Marta is not the only guest musician who appears on Padebeši. Uģis Vilcāns, an additional bass player, works with the bands own Vitālijs Piskunovs on just under half the albums 7 tracks, ensuring that even with the clean vocals and acoustic guitar segments, the album remains downright heavy. The unusual addition of Latvīte Cirse, who plays a Baltic psaltery on album highlight ‘Two Grizzled Steeds’ and fifth track ‘Black Thunderclouds’, adds an experimental spice to the album, one that is quite unique and certainly a rarity in the metal genre.
The instrumental component of this band is phenomenal. How much more need be said once the lightning fast soloing on ‘Two Grizzled Steeds’ takes over, or the tranquil acoustic guitar intro on ‘Black Thunderclouds,’ or the entirety of closing track ‘Epilogue’ occur? One need only allow themselves to experience the majesty of the dual-bass guitar attack on ‘Parkiuns…’ or the electric guitar assault on opening track ‘In the Battlefield’ to render any words entirely redundant. Once the soft acoustic guitar introduction on ‘Black Thundercoulds’ relents to a warring monolith of deep, bass driven fury and electric guitar chugging, all mention of written text becomes obsolete. The drumming, courtesy of Valdis Metlāns, does not merely yield to the trite and generic metal blast beat frenzy, but instead lends itself to filling in any gaps that could have appeared in the overall weaving of a song. The drumming decides not to be narcissistic and the centre of attention in the music and instead becomes an effective backbone to the album. The guitarists Zigmunds Čeksis and Alvis Bernāns share some of the greatest moments this album has to offer. Whether they be in the thunderous chugging, memorable riffing, or simply the captivating soloing, the guitarists ensure that the album exceeds expectations time and time again.

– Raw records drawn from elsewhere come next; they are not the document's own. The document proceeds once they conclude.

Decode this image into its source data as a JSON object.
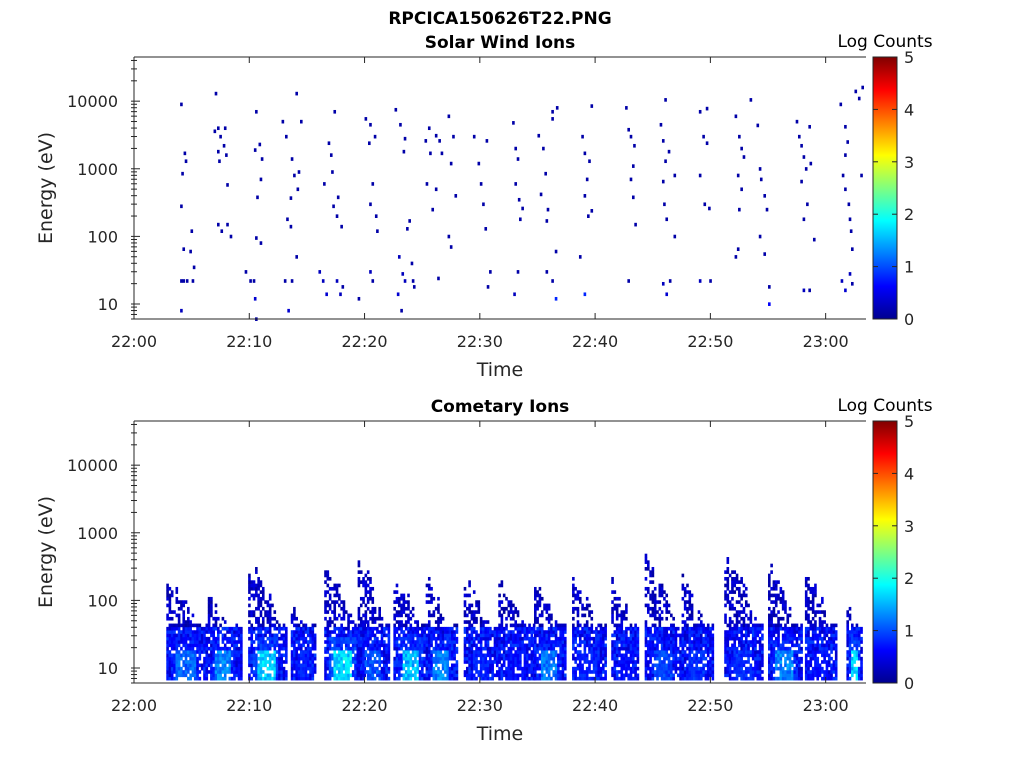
{
  "figure_title": "RPCICA150626T22.PNG",
  "chart_data": [
    {
      "type": "heatmap",
      "title": "Solar Wind Ions",
      "xlabel": "Time",
      "ylabel": "Energy (eV)",
      "colorbar_label": "Log Counts",
      "x_range_minutes": [
        0,
        63.5
      ],
      "xticks": [
        "22:00",
        "22:10",
        "22:20",
        "22:30",
        "22:40",
        "22:50",
        "23:00"
      ],
      "y_scale": "log",
      "ylim": [
        6,
        45000
      ],
      "yticks": [
        "10",
        "100",
        "1000",
        "10000"
      ],
      "colorbar_range": [
        0,
        5
      ],
      "colorbar_ticks": [
        "0",
        "1",
        "2",
        "3",
        "4",
        "5"
      ],
      "colormap": "jet",
      "grid": false,
      "cells": [
        [
          4.0,
          9000,
          0.2
        ],
        [
          4.1,
          850,
          0.2
        ],
        [
          4.3,
          1700,
          0.2
        ],
        [
          4.4,
          1300,
          0.2
        ],
        [
          4.0,
          280,
          0.2
        ],
        [
          4.2,
          65,
          0.2
        ],
        [
          4.0,
          22,
          0.2
        ],
        [
          4.2,
          22,
          0.2
        ],
        [
          4.0,
          8,
          0.3
        ],
        [
          4.5,
          22,
          0.2
        ],
        [
          4.8,
          60,
          0.2
        ],
        [
          4.9,
          120,
          0.2
        ],
        [
          5.0,
          22,
          0.2
        ],
        [
          5.1,
          35,
          0.2
        ],
        [
          7.0,
          13000,
          0.2
        ],
        [
          6.9,
          3600,
          0.2
        ],
        [
          7.2,
          4000,
          0.2
        ],
        [
          7.4,
          3000,
          0.2
        ],
        [
          7.2,
          1800,
          0.2
        ],
        [
          7.3,
          1300,
          0.2
        ],
        [
          7.2,
          150,
          0.2
        ],
        [
          7.5,
          120,
          0.2
        ],
        [
          7.8,
          4000,
          0.2
        ],
        [
          7.7,
          2200,
          0.2
        ],
        [
          7.9,
          1600,
          0.2
        ],
        [
          8.0,
          150,
          0.2
        ],
        [
          8.3,
          100,
          0.2
        ],
        [
          8.0,
          580,
          0.2
        ],
        [
          10.5,
          7000,
          0.2
        ],
        [
          10.8,
          2300,
          0.2
        ],
        [
          10.4,
          1900,
          0.2
        ],
        [
          11.0,
          1400,
          0.2
        ],
        [
          10.9,
          700,
          0.2
        ],
        [
          10.6,
          380,
          0.2
        ],
        [
          10.5,
          95,
          0.2
        ],
        [
          10.9,
          80,
          0.2
        ],
        [
          9.6,
          30,
          0.2
        ],
        [
          10.0,
          22,
          0.2
        ],
        [
          10.3,
          22,
          0.2
        ],
        [
          10.4,
          12,
          0.4
        ],
        [
          10.5,
          6,
          0.2
        ],
        [
          12.8,
          5000,
          0.2
        ],
        [
          13.1,
          3000,
          0.2
        ],
        [
          13.6,
          1400,
          0.2
        ],
        [
          13.8,
          800,
          0.2
        ],
        [
          13.5,
          370,
          0.2
        ],
        [
          13.2,
          180,
          0.2
        ],
        [
          13.5,
          140,
          0.2
        ],
        [
          13.0,
          22,
          0.2
        ],
        [
          13.6,
          22,
          0.2
        ],
        [
          13.3,
          8,
          0.4
        ],
        [
          14.0,
          50,
          0.2
        ],
        [
          14.0,
          13000,
          0.2
        ],
        [
          14.4,
          5000,
          0.2
        ],
        [
          14.2,
          900,
          0.2
        ],
        [
          14.1,
          500,
          0.2
        ],
        [
          16.0,
          30,
          0.3
        ],
        [
          16.3,
          22,
          0.3
        ],
        [
          16.6,
          14,
          0.4
        ],
        [
          16.4,
          600,
          0.2
        ],
        [
          16.8,
          2400,
          0.2
        ],
        [
          17.0,
          1600,
          0.2
        ],
        [
          17.1,
          900,
          0.2
        ],
        [
          17.3,
          7000,
          0.2
        ],
        [
          17.6,
          380,
          0.2
        ],
        [
          17.2,
          280,
          0.2
        ],
        [
          17.5,
          200,
          0.2
        ],
        [
          17.9,
          140,
          0.2
        ],
        [
          17.5,
          22,
          0.3
        ],
        [
          17.8,
          14,
          0.3
        ],
        [
          18.0,
          18,
          0.2
        ],
        [
          20.0,
          5500,
          0.2
        ],
        [
          20.4,
          4500,
          0.2
        ],
        [
          20.8,
          3000,
          0.2
        ],
        [
          20.3,
          2400,
          0.2
        ],
        [
          20.6,
          600,
          0.2
        ],
        [
          20.4,
          300,
          0.2
        ],
        [
          20.9,
          200,
          0.2
        ],
        [
          21.0,
          120,
          0.2
        ],
        [
          20.4,
          30,
          0.3
        ],
        [
          20.6,
          22,
          0.2
        ],
        [
          19.4,
          12,
          0.2
        ],
        [
          22.6,
          7500,
          0.2
        ],
        [
          23.0,
          4500,
          0.2
        ],
        [
          23.4,
          2800,
          0.2
        ],
        [
          23.3,
          1800,
          0.2
        ],
        [
          23.6,
          130,
          0.2
        ],
        [
          23.8,
          170,
          0.2
        ],
        [
          22.9,
          50,
          0.3
        ],
        [
          23.2,
          28,
          0.3
        ],
        [
          23.4,
          22,
          0.3
        ],
        [
          22.8,
          14,
          0.4
        ],
        [
          23.1,
          8,
          0.2
        ],
        [
          24.0,
          40,
          0.2
        ],
        [
          24.1,
          22,
          0.2
        ],
        [
          24.2,
          18,
          0.2
        ],
        [
          25.5,
          4000,
          0.2
        ],
        [
          25.2,
          2600,
          0.2
        ],
        [
          25.6,
          1700,
          0.2
        ],
        [
          25.3,
          600,
          0.2
        ],
        [
          25.8,
          250,
          0.2
        ],
        [
          26.1,
          3100,
          0.2
        ],
        [
          26.4,
          2600,
          0.2
        ],
        [
          26.1,
          500,
          0.2
        ],
        [
          26.6,
          1700,
          0.2
        ],
        [
          26.3,
          24,
          0.2
        ],
        [
          27.2,
          6000,
          0.2
        ],
        [
          27.6,
          3000,
          0.2
        ],
        [
          27.4,
          1200,
          0.2
        ],
        [
          27.8,
          400,
          0.2
        ],
        [
          27.2,
          100,
          0.2
        ],
        [
          27.4,
          70,
          0.2
        ],
        [
          29.4,
          3000,
          0.2
        ],
        [
          29.8,
          1200,
          0.2
        ],
        [
          30.0,
          600,
          0.2
        ],
        [
          30.2,
          300,
          0.2
        ],
        [
          30.4,
          130,
          0.2
        ],
        [
          30.5,
          2600,
          0.2
        ],
        [
          30.8,
          30,
          0.2
        ],
        [
          30.6,
          18,
          0.2
        ],
        [
          32.8,
          4800,
          0.2
        ],
        [
          33.0,
          2000,
          0.2
        ],
        [
          33.2,
          1400,
          0.2
        ],
        [
          33.0,
          600,
          0.2
        ],
        [
          33.3,
          350,
          0.2
        ],
        [
          33.6,
          260,
          0.2
        ],
        [
          33.4,
          180,
          0.2
        ],
        [
          33.2,
          30,
          0.2
        ],
        [
          32.9,
          14,
          0.3
        ],
        [
          35.0,
          3100,
          0.2
        ],
        [
          35.4,
          2000,
          0.2
        ],
        [
          35.6,
          850,
          0.2
        ],
        [
          35.2,
          420,
          0.2
        ],
        [
          35.8,
          250,
          0.2
        ],
        [
          35.7,
          170,
          0.2
        ],
        [
          36.2,
          7000,
          0.2
        ],
        [
          36.6,
          8000,
          0.2
        ],
        [
          36.2,
          5500,
          0.2
        ],
        [
          35.7,
          30,
          0.2
        ],
        [
          36.2,
          22,
          0.2
        ],
        [
          36.5,
          60,
          0.2
        ],
        [
          36.5,
          12,
          0.8
        ],
        [
          38.8,
          3000,
          0.2
        ],
        [
          39.0,
          1700,
          0.2
        ],
        [
          39.4,
          1300,
          0.2
        ],
        [
          39.2,
          700,
          0.2
        ],
        [
          39.0,
          400,
          0.2
        ],
        [
          39.3,
          200,
          0.2
        ],
        [
          39.6,
          8500,
          0.2
        ],
        [
          39.6,
          240,
          0.2
        ],
        [
          38.6,
          50,
          0.2
        ],
        [
          39.0,
          14,
          0.8
        ],
        [
          42.6,
          8000,
          0.2
        ],
        [
          42.8,
          3800,
          0.2
        ],
        [
          43.0,
          3000,
          0.2
        ],
        [
          43.3,
          2200,
          0.2
        ],
        [
          43.2,
          1100,
          0.2
        ],
        [
          43.0,
          700,
          0.2
        ],
        [
          43.4,
          150,
          0.2
        ],
        [
          43.2,
          380,
          0.2
        ],
        [
          42.8,
          22,
          0.2
        ],
        [
          45.6,
          4500,
          0.2
        ],
        [
          45.8,
          2600,
          0.2
        ],
        [
          46.0,
          1300,
          0.2
        ],
        [
          45.8,
          650,
          0.2
        ],
        [
          45.9,
          300,
          0.2
        ],
        [
          46.1,
          180,
          0.2
        ],
        [
          46.0,
          10500,
          0.2
        ],
        [
          46.3,
          1800,
          0.2
        ],
        [
          46.8,
          800,
          0.2
        ],
        [
          45.8,
          20,
          0.3
        ],
        [
          46.1,
          14,
          0.4
        ],
        [
          46.4,
          22,
          0.2
        ],
        [
          46.8,
          100,
          0.2
        ],
        [
          49.0,
          7000,
          0.2
        ],
        [
          49.6,
          7800,
          0.2
        ],
        [
          49.3,
          3000,
          0.2
        ],
        [
          49.6,
          2400,
          0.2
        ],
        [
          49.0,
          800,
          0.2
        ],
        [
          49.4,
          300,
          0.2
        ],
        [
          49.8,
          260,
          0.2
        ],
        [
          49.0,
          22,
          0.3
        ],
        [
          49.9,
          22,
          0.2
        ],
        [
          52.1,
          6000,
          0.2
        ],
        [
          52.4,
          3000,
          0.2
        ],
        [
          52.6,
          2000,
          0.2
        ],
        [
          52.8,
          1500,
          0.2
        ],
        [
          52.3,
          800,
          0.2
        ],
        [
          52.6,
          500,
          0.2
        ],
        [
          52.4,
          250,
          0.2
        ],
        [
          52.1,
          50,
          0.2
        ],
        [
          52.3,
          65,
          0.2
        ],
        [
          53.4,
          10500,
          0.2
        ],
        [
          54.0,
          4400,
          0.2
        ],
        [
          54.2,
          1000,
          0.2
        ],
        [
          54.3,
          700,
          0.2
        ],
        [
          54.6,
          400,
          0.2
        ],
        [
          54.8,
          250,
          0.2
        ],
        [
          54.2,
          100,
          0.2
        ],
        [
          54.6,
          55,
          0.2
        ],
        [
          55.0,
          18,
          0.2
        ],
        [
          55.0,
          10,
          0.6
        ],
        [
          57.4,
          5000,
          0.2
        ],
        [
          57.6,
          3000,
          0.2
        ],
        [
          57.8,
          2200,
          0.2
        ],
        [
          58.0,
          1500,
          0.2
        ],
        [
          58.2,
          1000,
          0.2
        ],
        [
          57.8,
          650,
          0.2
        ],
        [
          58.3,
          300,
          0.2
        ],
        [
          58.0,
          180,
          0.2
        ],
        [
          58.5,
          4200,
          0.2
        ],
        [
          58.6,
          1200,
          0.2
        ],
        [
          58.9,
          90,
          0.2
        ],
        [
          58.0,
          16,
          0.3
        ],
        [
          58.5,
          16,
          0.2
        ],
        [
          61.2,
          9000,
          0.2
        ],
        [
          61.6,
          4200,
          0.2
        ],
        [
          61.8,
          2500,
          0.2
        ],
        [
          61.6,
          1600,
          0.2
        ],
        [
          61.4,
          800,
          0.2
        ],
        [
          61.6,
          500,
          0.2
        ],
        [
          61.9,
          300,
          0.2
        ],
        [
          62.0,
          180,
          0.2
        ],
        [
          62.1,
          120,
          0.2
        ],
        [
          62.2,
          65,
          0.2
        ],
        [
          61.3,
          22,
          0.3
        ],
        [
          61.6,
          16,
          0.4
        ],
        [
          62.0,
          28,
          0.3
        ],
        [
          62.2,
          20,
          0.2
        ],
        [
          62.5,
          14000,
          0.2
        ],
        [
          62.8,
          11000,
          0.2
        ],
        [
          63.1,
          16000,
          0.2
        ],
        [
          63.0,
          800,
          0.2
        ]
      ]
    },
    {
      "type": "heatmap",
      "title": "Cometary Ions",
      "xlabel": "Time",
      "ylabel": "Energy (eV)",
      "colorbar_label": "Log Counts",
      "x_range_minutes": [
        0,
        63.5
      ],
      "xticks": [
        "22:00",
        "22:10",
        "22:20",
        "22:30",
        "22:40",
        "22:50",
        "23:00"
      ],
      "y_scale": "log",
      "ylim": [
        6,
        45000
      ],
      "yticks": [
        "10",
        "100",
        "1000",
        "10000"
      ],
      "colorbar_range": [
        0,
        5
      ],
      "colorbar_ticks": [
        "0",
        "1",
        "2",
        "3",
        "4",
        "5"
      ],
      "colormap": "jet",
      "grid": false,
      "bursts": [
        [
          2.8,
          3.6,
          12,
          240,
          1.3
        ],
        [
          6.4,
          2.8,
          10,
          150,
          1.5
        ],
        [
          9.9,
          3.2,
          14,
          420,
          1.9
        ],
        [
          13.6,
          2.0,
          16,
          100,
          0.9
        ],
        [
          16.5,
          3.4,
          12,
          350,
          2.0
        ],
        [
          19.4,
          2.6,
          15,
          600,
          1.2
        ],
        [
          22.5,
          3.0,
          14,
          260,
          1.8
        ],
        [
          25.3,
          2.6,
          13,
          260,
          1.5
        ],
        [
          28.6,
          3.0,
          12,
          260,
          0.9
        ],
        [
          31.6,
          3.2,
          11,
          250,
          0.8
        ],
        [
          34.7,
          2.8,
          11,
          260,
          1.4
        ],
        [
          38.0,
          3.0,
          12,
          240,
          0.9
        ],
        [
          41.4,
          2.4,
          12,
          250,
          0.8
        ],
        [
          44.3,
          3.4,
          11,
          540,
          1.1
        ],
        [
          47.5,
          2.8,
          13,
          250,
          1.0
        ],
        [
          51.2,
          3.4,
          10,
          600,
          1.0
        ],
        [
          55.0,
          3.0,
          11,
          380,
          1.5
        ],
        [
          58.2,
          2.8,
          11,
          320,
          0.8
        ],
        [
          61.8,
          1.4,
          12,
          120,
          1.9
        ]
      ]
    }
  ]
}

The production is top-notch and, even more amazing, is the knowledge that the bands very own master of everything musical, Alvis Bernāns, is responsible for it. The bass is audible amidst the torrent, the guitars are balanced, the vocals are at the perfect volume so as not to be hidden beneath nor overtake the instrumental elements. Everything is pristine, and yet, the closing track ‘Epilogue’, which also features some interesting, almost orchestral electronic effects, consists of an extended acoustic guitar run, of course performed by Alvis. But instead of sounding as though a machine was responsible for the guitar playing, Alvis decided to leave in what others may take out, such as the noise of fleshy fingers sliding against notes as he moves up and down the strings. It creates a very real feeling to the track; it feels much more alive and organic then it may have otherwise.
In the end, the songwriting, the intelligence of the guest musicians and band members themselves (particularly Alvis) have all culminated into a single stunning musical achievement; Padebeši.